Posted by Robert Smith on November 22, 2000
In Reply to: Re: Bum steer posted by ESC on June 14, 2000
My mom hails from Kansas (Dodge City area) and they were using the term at the turn of the century or earlier. Always meant-bad advice.
: : : My father was a New Zealander and would use this phrase in the context 'would I ever give you a bum steer?'
: : : Where does this expression come from and what does it mean?
: : This expression is also quite common in Australia.
: : My understanding of 'bum steer' is - to be led astray, intentionally or unintentionally, by mis-leading or wrong information.
: : i.e. 'bum' meaning 'no good', and 'steer' meaning to 'guide in a particular direction'.
: : Actually I've just found it in the Macquarie (Australian) dictionary, and it just says 'incorrect information or advice'.
: : I am always interested in the 'alternate imagery' of a phrase, in this case it would be 'buttocks cattle' ('bum' also being the word for buttocks here in Australia).

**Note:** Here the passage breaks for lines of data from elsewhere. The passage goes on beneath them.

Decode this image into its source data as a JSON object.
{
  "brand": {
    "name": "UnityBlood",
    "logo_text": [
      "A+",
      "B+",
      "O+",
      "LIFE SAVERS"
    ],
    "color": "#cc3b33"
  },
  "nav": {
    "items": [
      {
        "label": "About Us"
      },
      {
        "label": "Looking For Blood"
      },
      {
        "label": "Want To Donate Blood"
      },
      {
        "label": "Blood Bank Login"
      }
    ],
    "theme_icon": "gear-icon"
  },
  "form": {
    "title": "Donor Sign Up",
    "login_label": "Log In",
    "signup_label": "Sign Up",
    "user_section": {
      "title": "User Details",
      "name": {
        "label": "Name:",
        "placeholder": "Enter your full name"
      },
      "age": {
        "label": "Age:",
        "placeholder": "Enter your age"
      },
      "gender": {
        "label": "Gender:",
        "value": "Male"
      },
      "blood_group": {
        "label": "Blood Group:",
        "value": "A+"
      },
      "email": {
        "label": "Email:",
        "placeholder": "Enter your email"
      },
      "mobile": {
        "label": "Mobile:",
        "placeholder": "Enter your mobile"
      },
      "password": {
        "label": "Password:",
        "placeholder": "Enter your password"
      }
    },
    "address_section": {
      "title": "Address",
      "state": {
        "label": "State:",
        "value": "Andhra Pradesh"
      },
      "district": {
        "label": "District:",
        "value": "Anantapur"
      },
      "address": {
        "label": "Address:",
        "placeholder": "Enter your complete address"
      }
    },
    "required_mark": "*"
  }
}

It seems that such phrases are always overlayed, subtly or unconsciously, with the alternate imagery. In this case I don't know whether the imagery is useful or misleading!?
: BUM STEER -- In a section devoted to the influence of German immigrants on the American language, Stuart Berg Flexner ("I Hear America Talking, Von Nostrand Reinhold Co., New York, 1976) writes: "bummer (German 'Bummler,' loafer from 'bummeln,' to waste time, loaf), 1855, in the Civil War it meant a foraging soldier." and lists "bum" phrases including "a 'bum steer,' a false report, 1903."